Lire aussi : Interview de Michel baquet – Et si le :management s’inspirait de la permaculture ?

Vous avez bien sûr déployé la perma-entreprise à l’échelle de Norsys et de ses 600 salariés ? Comment cela se traduit-il ?

Cela prend notamment la forme d’engagements. En matière de réduction des émissions, par exemple, nous avons voté avec tous les salariés en 2020 de ne plus prendre l’avion quand une autre solution de déplacement garantit un trajet de moins de six heures. Nous avons aussi pris la décision de ne rien commander sur Amazon et de ne rien se faire livrer dans l’entreprise. Autre outil mis à disposition de nos collaborateurs : un bilan carbone professionnel individualisé, pour les aider à mieux visualiser leurs impacts. 

Norsys est pionnière en matière de RSE. Mais toutes les entreprises sont-elles solubles dans le modèle “perma” ?

Il va de soi que toutes ne partent pas avec les mêmes bagages dans cette dynamique responsable de développement. Pour certaines, il faudra remettre profondément en cause leur modèle. En revanche toutes les organisations peuvent a priori s’emparer de la méthode, quels que soient leur taille, leur secteur, leur expérience dans le domaine de la RSE. Nous avons dupliqué le modèle dans des entreprises de 10, 30, 200 personnes. Et même dans une micro-entreprise ! Et tous les retours sont encourageants. Encore une fois, c’est une démarche de développement, qui vise à faire avancer et grandir les entreprises dans une logique de viabilité. Il y a tout de même à mes yeux un prérequis absolu : l’adhésion des actionnaires, quand actionnaires il y a. Dès lors que ceux-ci attendent une maximisation du profit et du résultat, ce n’est pas la peine d’essayer, ça ne marchera pas.

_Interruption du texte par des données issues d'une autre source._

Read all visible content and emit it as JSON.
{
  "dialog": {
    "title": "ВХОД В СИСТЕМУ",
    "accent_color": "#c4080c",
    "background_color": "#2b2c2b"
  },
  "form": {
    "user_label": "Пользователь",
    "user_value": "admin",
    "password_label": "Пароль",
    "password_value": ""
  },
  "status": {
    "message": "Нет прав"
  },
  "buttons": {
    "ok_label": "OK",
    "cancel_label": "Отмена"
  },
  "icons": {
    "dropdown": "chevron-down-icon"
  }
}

Quelle est la prochaine étape ?

Nous voudrions bâtir une communauté de perma-entrepreneurs, pour partager la méthode et la diffuser. Nous pouvons déjà compter sur le soutien et le relais du Centre des Jeunes Dirigeants, dont l’objectif est de mettre l’économie au service de l’homme, d’Entrepreneurs d’avenirs, de Dirigeants Responsables de l’Ouest.

Nous avons également créé l’École de la Perma-entreprise, pour former des personnes en entreprise et des consultants. La première promotion a fait sa rentrée fin octobre 2021.

Sylvain Breuzard est fondateur et p-dg de Norsys, groupe spécialisé dans les services numériques, certifié ISO 26000, BCorp et reconnu société à mission. Ancien président national du Centre des Jeunes Dirigeants (CJD) où il a développé le modèle de la performance globale de l’entreprise. Il est aussi créateur du Réseau Étincelle, qui vise à rendre entrepreneurs de leur vie les jeunes en rupture scolaire, et préside le conseil d'administration de Greenpeace France depuis 2011.